As he doggedly tries to save his job amid a mounting ethics scandal, Environmental Protection Agency chief Scott Pruitt has insisted that there was no formal or informal conflict of interest when he rented a room from high-profile Washington D.C lobbyist, J. Steven Hart.
“Mr. Hart,” Pruitt claimed in an recent interview with Fox News on Wednesday, “has no clients who have business before this agency.”
A review of lobbying disclosure forms and publicly-listed EPA records, however, suggests that Pruitt is either lying or is woefully unfamiliar with the operations of his own agency.
Far from being removed from any EPA-related interests, Hart was personally representing a natural gas company, an airline giant, and a major manufacturer that had business before the agency at the time he was also renting out a room to Pruitt. One of his clients is currently battling the EPA in court over an order to pay more than $100 million in environmental cleanup costs.

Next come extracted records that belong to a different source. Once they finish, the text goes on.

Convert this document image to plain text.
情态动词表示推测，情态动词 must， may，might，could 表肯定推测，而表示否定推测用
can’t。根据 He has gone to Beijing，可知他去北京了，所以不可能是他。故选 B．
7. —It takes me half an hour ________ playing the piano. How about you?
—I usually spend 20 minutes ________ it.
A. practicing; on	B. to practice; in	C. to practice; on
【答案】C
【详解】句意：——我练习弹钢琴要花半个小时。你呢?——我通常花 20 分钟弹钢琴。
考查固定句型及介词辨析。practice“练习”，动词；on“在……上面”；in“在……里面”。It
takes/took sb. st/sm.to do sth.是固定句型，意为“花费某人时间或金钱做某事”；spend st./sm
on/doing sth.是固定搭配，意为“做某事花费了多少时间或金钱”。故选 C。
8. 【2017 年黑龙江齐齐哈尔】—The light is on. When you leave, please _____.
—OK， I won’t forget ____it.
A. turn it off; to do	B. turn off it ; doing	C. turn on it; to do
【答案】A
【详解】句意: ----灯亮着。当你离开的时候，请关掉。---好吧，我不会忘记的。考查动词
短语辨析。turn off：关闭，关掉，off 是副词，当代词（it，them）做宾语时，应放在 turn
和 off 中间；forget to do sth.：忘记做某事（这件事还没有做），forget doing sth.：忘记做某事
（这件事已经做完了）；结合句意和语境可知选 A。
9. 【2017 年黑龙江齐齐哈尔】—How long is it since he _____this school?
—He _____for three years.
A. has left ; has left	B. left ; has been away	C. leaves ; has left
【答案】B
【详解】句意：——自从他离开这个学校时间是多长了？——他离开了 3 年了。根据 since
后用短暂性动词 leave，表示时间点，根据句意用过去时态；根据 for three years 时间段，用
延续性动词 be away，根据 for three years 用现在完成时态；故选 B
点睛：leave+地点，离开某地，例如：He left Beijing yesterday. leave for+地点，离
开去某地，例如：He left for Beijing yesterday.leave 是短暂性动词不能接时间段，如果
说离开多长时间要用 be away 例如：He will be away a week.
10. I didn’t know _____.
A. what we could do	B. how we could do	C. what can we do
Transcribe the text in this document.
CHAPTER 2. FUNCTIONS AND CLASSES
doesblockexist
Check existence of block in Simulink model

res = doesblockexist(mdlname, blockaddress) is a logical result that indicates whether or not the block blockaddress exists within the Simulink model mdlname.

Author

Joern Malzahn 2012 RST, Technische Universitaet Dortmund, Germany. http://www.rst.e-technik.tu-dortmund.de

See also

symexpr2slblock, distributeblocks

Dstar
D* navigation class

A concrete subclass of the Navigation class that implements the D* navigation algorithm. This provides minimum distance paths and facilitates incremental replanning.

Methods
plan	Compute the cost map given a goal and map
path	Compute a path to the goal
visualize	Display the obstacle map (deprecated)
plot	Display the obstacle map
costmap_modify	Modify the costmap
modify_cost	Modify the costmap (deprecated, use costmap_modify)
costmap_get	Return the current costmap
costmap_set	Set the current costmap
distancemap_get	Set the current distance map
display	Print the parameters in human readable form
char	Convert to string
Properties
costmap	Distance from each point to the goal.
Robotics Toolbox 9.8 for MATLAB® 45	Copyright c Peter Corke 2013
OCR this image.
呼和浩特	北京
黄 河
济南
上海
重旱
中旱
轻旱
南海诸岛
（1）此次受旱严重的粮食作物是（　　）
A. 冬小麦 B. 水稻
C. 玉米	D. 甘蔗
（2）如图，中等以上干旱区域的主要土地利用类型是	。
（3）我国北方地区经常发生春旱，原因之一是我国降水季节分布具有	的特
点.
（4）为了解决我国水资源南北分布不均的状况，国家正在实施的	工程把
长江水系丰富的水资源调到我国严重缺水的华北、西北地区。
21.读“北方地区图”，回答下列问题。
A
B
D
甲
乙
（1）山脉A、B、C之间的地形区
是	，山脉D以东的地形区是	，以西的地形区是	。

The New York Times previously reported that Hart’s firm, Williams & Jensen, represented a company that got a pipeline expansion project approved by the EPA. But that only scratches the surface of Hart’s deep involvement in the energy industry—and advocacy on behalf of clients with business before the agency that his one-time tenant leads.
Hart himself was part of a team of four Williams & Jensen lobbyists that has reported lobbying Pruitt’s EPA. They did so on behalf of Owens-Illinois, a glass bottle manufacturer that paid $39 million in 2012 to settle EPA allegations of widespread Clean Air Act violations by a subsidiary. In June 2017, while Pruitt lived at Hart’s DC condo, another of the company’s subsidiaries settled additional EPA allegations that it violated the same law.
“We know that Steven Hart’s firm had clients before the EPA,” said Craig Holman, Government Affairs Lobbyist for the good-government group Public Citizen. “So his insistence that there is no conflict of interest is just off the wall.”
Even clients of Hart’s who didn’t enlist him to lobby the EPA directly had at least tangential business before the agency.
Among them is industrial equipment manufacturer Stanley Black & Decker, which is currently in litigation with the EPA over its own environmental liabilities. In 2014, the EPA ordered the company to pay $104 million in cleanup costs at a superfund site in Rhode Island. Black & Decker disputed the ruling, but estimated in its most recent annual shareholder report, it expects that it may eventually have to pay between $68 million and $140 million in remediation costs at the site. The case is currently working its way through federal court, an EPA official confirmed to The Daily Beast. And Pruitt himself has directly weighed in on the matter, elevating the superfund site as a target for immediate and intense attention.
Hart’s other clients include Cheniere Energy, which as Fox’s Ed Henry noted operates liquified natural gas terminals on the Gulf Coast and is reportedly one of the best positioned companies for Pruitt’s American gas export campaign. “Steve has never represented them,” Pruitt insisted to Henry.
In fact, lobbying disclosure records show that Hart has personally represented Cheniere since Williams & Jensen signed the company as a client in 2004.
In a separate interview with The Daily Signal, the news arm of the conservative Heritage Foundation, Pruitt claimed that “[Hart’s] firm represents these [energy industry] clients, not him. There has been no connection whatsoever in that regard.”
In fact, Hart represents numerous firms in the energy space, in addition to Cheniere. Black & Decker subsidiary Stanley Oil and Gas “provides world-class pipeline services and equipment in more than 100 countries, offshore and onshore,” according to its website. Another Hart client, Smithfield Foods, manufactures energy through the use of animal waste collected at its hog production facilities. Hart’s lobbying on behalf of the company routinely includes advocacy on energy policy issues.
Other Hart clients have had business before the EPA on either ceremonial or non-energy related matters. Hart represents the Coca-Cola Company, which has landfill and bottling operations that have fallen under the EPA’s purview. Hart represents United Airlines, which is involved in an aircraft drinking rule program for which the EPA—while Pruitt was staying at Hart’s condo—issued self-inspection requirements. And until December 31 of last year, Hart represented the American Automotive Policy Council, a trade group formed by Chrysler, Ford Motor Company and General Motors; automakers that have numerous policy interests the overlap with the chief environmental protection agency in America.
A request for comment to Hart was not returned seeking clarity as to what, if anything, he did to advance his clients interests before the EPA. In some cases, however, it is clear that his clients fared poorly. This past week, for example, Pruitt announced that he would be rolling back Obama-era car emissions standards, a policy that both Ford and GM have been vocal about not supporting, as one plugged-in Hill source explained.
The EPA did not return a request for comment.